Remembering the Delta Queen (with Photo Gallery)
By John R. Allison, Writer/Photographer/Producer at HottyToddy.com
The year was 1991. I had heard about a seven-day journey aboard the historic Delta Queen steamboat from Memphis to New Orleans. The journey was organized by Bill Ferris and the Center for the Study of Southern Culture at the University of Mississippi. Special guests included performers my father Mose Allison and B. B. King and speakers Shelby Foote and Alex Haley among others.
A week before embarking I received a call in New York from Bill Ferris telling me I could join them on this adventure if I didn’t mind sharing a room with Huger Foote, Shelby’s son. There was no way I could turn this offer down, and I gleefully accepted the invitation.
When I arrived in Memphis, readying myself at the time of embarkation, I noticed a buddy of mine from New York standing near. I was surprised to see him here. As it turns out, this buddy of mine was Shelby Foote’s son Huger. We had previously shared good times together in the Big Apple only knowing that we both shared Mississippi roots. Our fathers just never came up in conversation.
Our journey began in the lobby of the Peabody Hotel with the marching of the ducks and concluded a week later in New Orleans in the French Quarter. The days in between became blurred, there were so many remarkable scheduled activities. I do believe that I was the last to go to bed each night and the first to rise each morning.
I began most mornings with an early breakfast—just Shelby Foote and I sitting at a table next to a window where we could see the dense morning fog rising off the river in all its grandeur, the shore passing by as we shared conversation and remarkable breakfast delights.
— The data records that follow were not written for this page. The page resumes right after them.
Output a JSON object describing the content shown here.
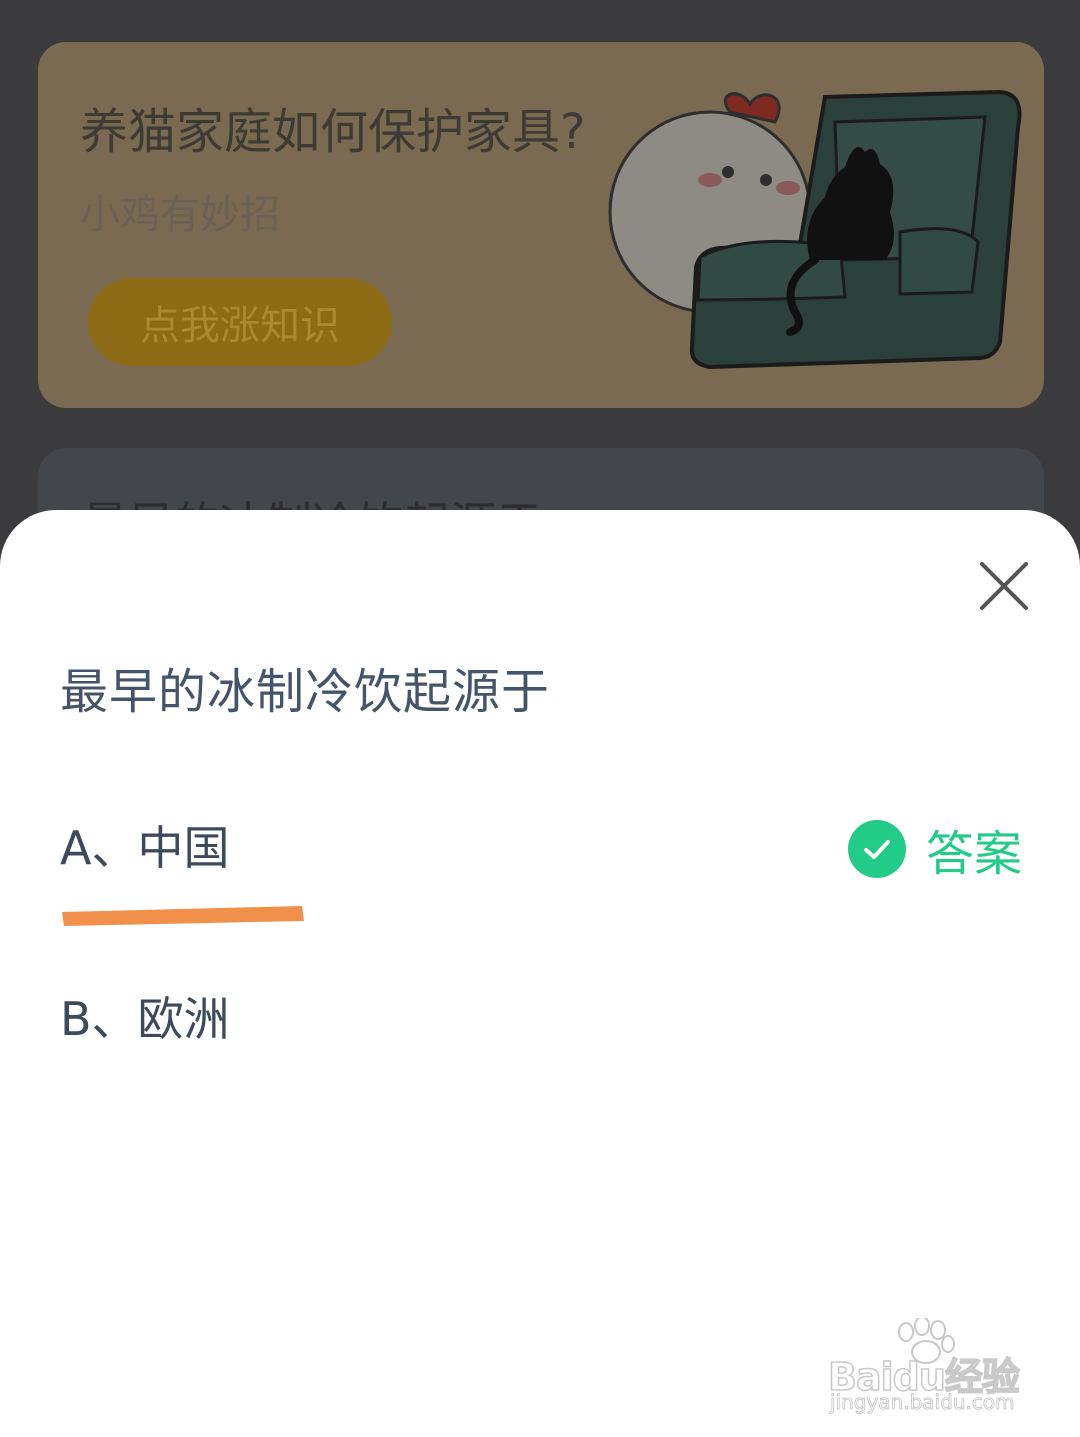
{
  "background_card": {
    "title": "养猫家庭如何保护家具?",
    "subtitle": "小鸡有妙招",
    "button_label": "点我涨知识"
  },
  "background_card2": {
    "title": "最早的冰制冷饮起源于"
  },
  "sheet": {
    "question": "最早的冰制冷饮起源于",
    "options": [
      {
        "label": "A、中国"
      },
      {
        "label": "B、欧洲"
      }
    ],
    "answer_label": "答案"
  },
  "watermark": {
    "brand": "Baidu经验",
    "url": "jingyan.baidu.com"
  },
  "colors": {
    "accent_green": "#22cc88",
    "underline_orange": "#f0904a",
    "question_text": "#44546a"
  },
  "icons": [
    "close-icon",
    "check-icon",
    "paw-icon"
  ]
}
One evening I sat at a table in the Texas Lounge with my mother and B. B. King. We sat casually and told stories late into the night while we steamed ahead sipping cocktails. I had B. B. sign his name on postcards that I mailed to myself; “Look, I got a postcard from B. B. King!”
Rollickin’ on the River
The performances and lectures each night were held in the Orleans Room, which seated 80 to 100 people comfortably, in the belly of the Delta Queen. Alex Haley mesmerized the audience with his Southern storytelling, bathing you with his polished, satin, deep and smooth speaking tones, discussing his family history and his great, great grandfather Chicken George. B. B. dazzled us with his electric blues guitar while belting out a lyric in a way that only he could do. Mose tore up the keyboard and shined through, singing songs born from Southern wit. How lucky I felt to be present there soaking it all in.
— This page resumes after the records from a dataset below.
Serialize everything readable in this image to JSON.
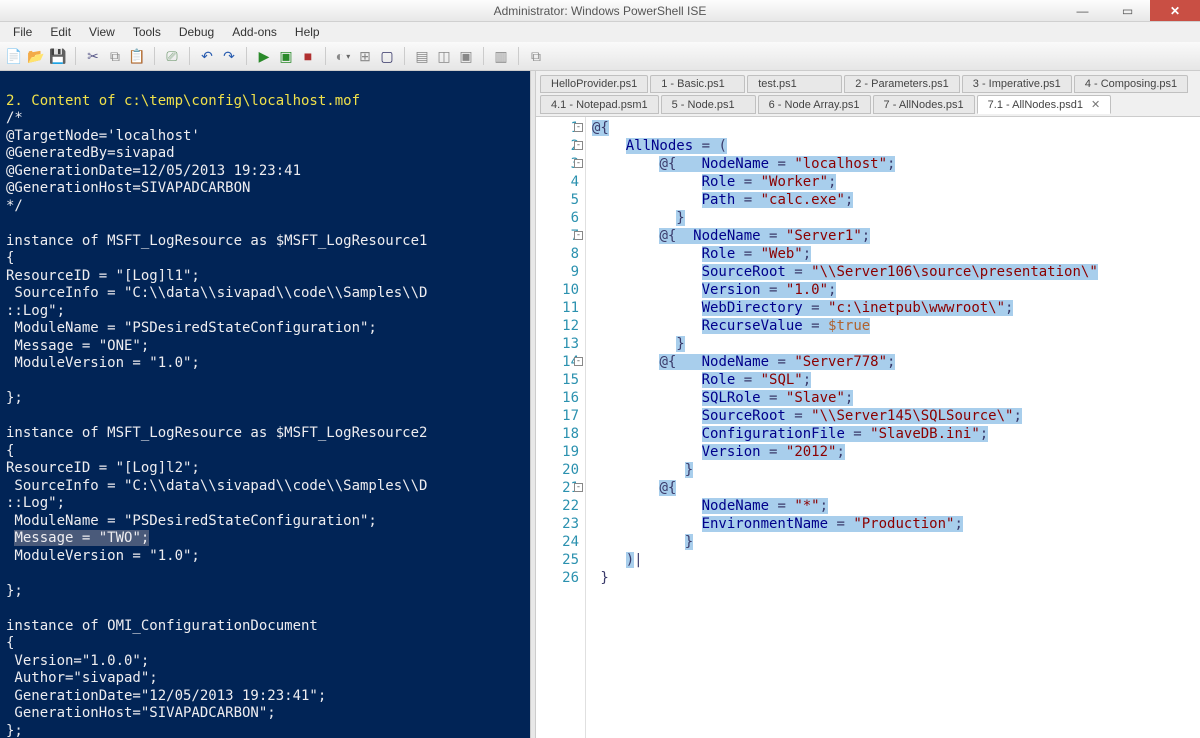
{
  "window": {
    "title": "Administrator: Windows PowerShell ISE"
  },
  "menubar": [
    "File",
    "Edit",
    "View",
    "Tools",
    "Debug",
    "Add-ons",
    "Help"
  ],
  "tabs": {
    "row1": [
      {
        "label": "HelloProvider.ps1"
      },
      {
        "label": "1 - Basic.ps1"
      },
      {
        "label": "test.ps1"
      },
      {
        "label": "2 - Parameters.ps1"
      },
      {
        "label": "3 - Imperative.ps1"
      },
      {
        "label": "4 - Composing.ps1"
      }
    ],
    "row2": [
      {
        "label": "4.1 - Notepad.psm1"
      },
      {
        "label": "5 - Node.ps1"
      },
      {
        "label": "6 - Node Array.ps1"
      },
      {
        "label": "7 - AllNodes.ps1"
      },
      {
        "label": "7.1 - AllNodes.psd1",
        "active": true
      }
    ]
  },
  "console": {
    "header": "2. Content of c:\\temp\\config\\localhost.mof",
    "lines": [
      "/*",
      "@TargetNode='localhost'",
      "@GeneratedBy=sivapad",
      "@GenerationDate=12/05/2013 19:23:41",
      "@GenerationHost=SIVAPADCARBON",
      "*/",
      "",
      "instance of MSFT_LogResource as $MSFT_LogResource1",
      "{",
      "ResourceID = \"[Log]l1\";",
      " SourceInfo = \"C:\\\\data\\\\sivapad\\\\code\\\\Samples\\\\D",
      "::Log\";",
      " ModuleName = \"PSDesiredStateConfiguration\";",
      " Message = \"ONE\";",
      " ModuleVersion = \"1.0\";",
      "",
      "};",
      "",
      "instance of MSFT_LogResource as $MSFT_LogResource2",
      "{",
      "ResourceID = \"[Log]l2\";",
      " SourceInfo = \"C:\\\\data\\\\sivapad\\\\code\\\\Samples\\\\D",
      "::Log\";",
      " ModuleName = \"PSDesiredStateConfiguration\";",
      " Message = \"TWO\";",
      " ModuleVersion = \"1.0\";",
      "",
      "};",
      "",
      "instance of OMI_ConfigurationDocument",
      "{",
      " Version=\"1.0.0\";",
      " Author=\"sivapad\";",
      " GenerationDate=\"12/05/2013 19:23:41\";",
      " GenerationHost=\"SIVAPADCARBON\";",
      "};"
    ]
  },
  "editor": {
    "line_count": 26,
    "tokens": [
      [
        {
          "c": "punct",
          "t": "@{",
          "sel": true
        }
      ],
      [
        {
          "t": "    "
        },
        {
          "c": "kw",
          "t": "AllNodes",
          "sel": true
        },
        {
          "c": "punct",
          "t": " = (",
          "sel": true
        }
      ],
      [
        {
          "t": "        "
        },
        {
          "c": "punct",
          "t": "@{   ",
          "sel": true
        },
        {
          "c": "kw",
          "t": "NodeName",
          "sel": true
        },
        {
          "c": "punct",
          "t": " = ",
          "sel": true
        },
        {
          "c": "str",
          "t": "\"localhost\"",
          "sel": true
        },
        {
          "c": "punct",
          "t": ";",
          "sel": true
        }
      ],
      [
        {
          "t": "             "
        },
        {
          "c": "kw",
          "t": "Role",
          "sel": true
        },
        {
          "c": "punct",
          "t": " = ",
          "sel": true
        },
        {
          "c": "str",
          "t": "\"Worker\"",
          "sel": true
        },
        {
          "c": "punct",
          "t": ";",
          "sel": true
        }
      ],
      [
        {
          "t": "             "
        },
        {
          "c": "kw",
          "t": "Path",
          "sel": true
        },
        {
          "c": "punct",
          "t": " = ",
          "sel": true
        },
        {
          "c": "str",
          "t": "\"calc.exe\"",
          "sel": true
        },
        {
          "c": "punct",
          "t": ";",
          "sel": true
        }
      ],
      [
        {
          "t": "          "
        },
        {
          "c": "punct",
          "t": "}",
          "sel": true
        }
      ],
      [
        {
          "t": "        "
        },
        {
          "c": "punct",
          "t": "@{  ",
          "sel": true
        },
        {
          "c": "kw",
          "t": "NodeName",
          "sel": true
        },
        {
          "c": "punct",
          "t": " = ",
          "sel": true
        },
        {
          "c": "str",
          "t": "\"Server1\"",
          "sel": true
        },
        {
          "c": "punct",
          "t": ";",
          "sel": true
        }
      ],
      [
        {
          "t": "             "
        },
        {
          "c": "kw",
          "t": "Role",
          "sel": true
        },
        {
          "c": "punct",
          "t": " = ",
          "sel": true
        },
        {
          "c": "str",
          "t": "\"Web\"",
          "sel": true
        },
        {
          "c": "punct",
          "t": ";",
          "sel": true
        }
      ],
      [
        {
          "t": "             "
        },
        {
          "c": "kw",
          "t": "SourceRoot",
          "sel": true
        },
        {
          "c": "punct",
          "t": " = ",
          "sel": true
        },
        {
          "c": "str",
          "t": "\"\\\\Server106\\source\\presentation\\\"",
          "sel": true
        }
      ],
      [
        {
          "t": "             "
        },
        {
          "c": "kw",
          "t": "Version",
          "sel": true
        },
        {
          "c": "punct",
          "t": " = ",
          "sel": true
        },
        {
          "c": "str",
          "t": "\"1.0\"",
          "sel": true
        },
        {
          "c": "punct",
          "t": ";",
          "sel": true
        }
      ],
      [
        {
          "t": "             "
        },
        {
          "c": "kw",
          "t": "WebDirectory",
          "sel": true
        },
        {
          "c": "punct",
          "t": " = ",
          "sel": true
        },
        {
          "c": "str",
          "t": "\"c:\\inetpub\\wwwroot\\\"",
          "sel": true
        },
        {
          "c": "punct",
          "t": ";",
          "sel": true
        }
      ],
      [
        {
          "t": "             "
        },
        {
          "c": "kw",
          "t": "RecurseValue",
          "sel": true
        },
        {
          "c": "punct",
          "t": " = ",
          "sel": true
        },
        {
          "c": "var",
          "t": "$true",
          "sel": true
        }
      ],
      [
        {
          "t": "          "
        },
        {
          "c": "punct",
          "t": "}",
          "sel": true
        }
      ],
      [
        {
          "t": "        "
        },
        {
          "c": "punct",
          "t": "@{   ",
          "sel": true
        },
        {
          "c": "kw",
          "t": "NodeName",
          "sel": true
        },
        {
          "c": "punct",
          "t": " = ",
          "sel": true
        },
        {
          "c": "str",
          "t": "\"Server778\"",
          "sel": true
        },
        {
          "c": "punct",
          "t": ";",
          "sel": true
        }
      ],
      [
        {
          "t": "             "
        },
        {
          "c": "kw",
          "t": "Role",
          "sel": true
        },
        {
          "c": "punct",
          "t": " = ",
          "sel": true
        },
        {
          "c": "str",
          "t": "\"SQL\"",
          "sel": true
        },
        {
          "c": "punct",
          "t": ";",
          "sel": true
        }
      ],
      [
        {
          "t": "             "
        },
        {
          "c": "kw",
          "t": "SQLRole",
          "sel": true
        },
        {
          "c": "punct",
          "t": " = ",
          "sel": true
        },
        {
          "c": "str",
          "t": "\"Slave\"",
          "sel": true
        },
        {
          "c": "punct",
          "t": ";",
          "sel": true
        }
      ],
      [
        {
          "t": "             "
        },
        {
          "c": "kw",
          "t": "SourceRoot",
          "sel": true
        },
        {
          "c": "punct",
          "t": " = ",
          "sel": true
        },
        {
          "c": "str",
          "t": "\"\\\\Server145\\SQLSource\\\"",
          "sel": true
        },
        {
          "c": "punct",
          "t": ";",
          "sel": true
        }
      ],
      [
        {
          "t": "             "
        },
        {
          "c": "kw",
          "t": "ConfigurationFile",
          "sel": true
        },
        {
          "c": "punct",
          "t": " = ",
          "sel": true
        },
        {
          "c": "str",
          "t": "\"SlaveDB.ini\"",
          "sel": true
        },
        {
          "c": "punct",
          "t": ";",
          "sel": true
        }
      ],
      [
        {
          "t": "             "
        },
        {
          "c": "kw",
          "t": "Version",
          "sel": true
        },
        {
          "c": "punct",
          "t": " = ",
          "sel": true
        },
        {
          "c": "str",
          "t": "\"2012\"",
          "sel": true
        },
        {
          "c": "punct",
          "t": ";",
          "sel": true
        }
      ],
      [
        {
          "t": "           "
        },
        {
          "c": "punct",
          "t": "}",
          "sel": true
        }
      ],
      [
        {
          "t": "        "
        },
        {
          "c": "punct",
          "t": "@{",
          "sel": true
        }
      ],
      [
        {
          "t": "             "
        },
        {
          "c": "kw",
          "t": "NodeName",
          "sel": true
        },
        {
          "c": "punct",
          "t": " = ",
          "sel": true
        },
        {
          "c": "str",
          "t": "\"*\"",
          "sel": true
        },
        {
          "c": "punct",
          "t": ";",
          "sel": true
        }
      ],
      [
        {
          "t": "             "
        },
        {
          "c": "kw",
          "t": "EnvironmentName",
          "sel": true
        },
        {
          "c": "punct",
          "t": " = ",
          "sel": true
        },
        {
          "c": "str",
          "t": "\"Production\"",
          "sel": true
        },
        {
          "c": "punct",
          "t": ";",
          "sel": true
        }
      ],
      [
        {
          "t": "           "
        },
        {
          "c": "punct",
          "t": "}",
          "sel": true
        }
      ],
      [
        {
          "t": "    "
        },
        {
          "c": "punct",
          "t": ")",
          "sel": true
        },
        {
          "c": "punct",
          "t": "|"
        }
      ],
      [
        {
          "c": "punct",
          "t": " }"
        }
      ]
    ]
  }
}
I was standing beside Shelby Foote when we steamed into Vicksburg. What a treat to see Shelby’s bold and steadfast enthusiasm and listen to his scholarly words being shouted from the bow to the stern of the Delta Queen. Shelby was describing in detail the events and maneuvers of the embattled troops in 1863. If the hair on your neck did not stand up then, it never would. We embarked there at Vicksburg and spent the good part of a day in awe, following Shelby from one place to another as he told us stories as though he lived through the siege himself.
Evenings after delectable gourmet dinners were spent relaxing comfortably, rocking away on the deck among small groups of guests, laughing, drinking, telling stories and getting to know each other. A cool breeze, the smell of the river and the sound of the churning, turning paddle wheel are ever present. Each day was topped off with a dazzling sunset and the harmonies of the bellowing calliope. It just doesn’t get any better than that.
A documentary film titled Return to the River captured this historic journey down the river. It was written by Oxford’s own Lawrence Wells. Wells is the husband of the late Dean Faulkner Wells — William Faulkner’s niece — and together they ran the Yoknapatawpha Press, which is based in Oxford, Mississippi.
Today, the world renowned Delta Queen is moored as a boutique hotel in Chattanooga, Tennessee.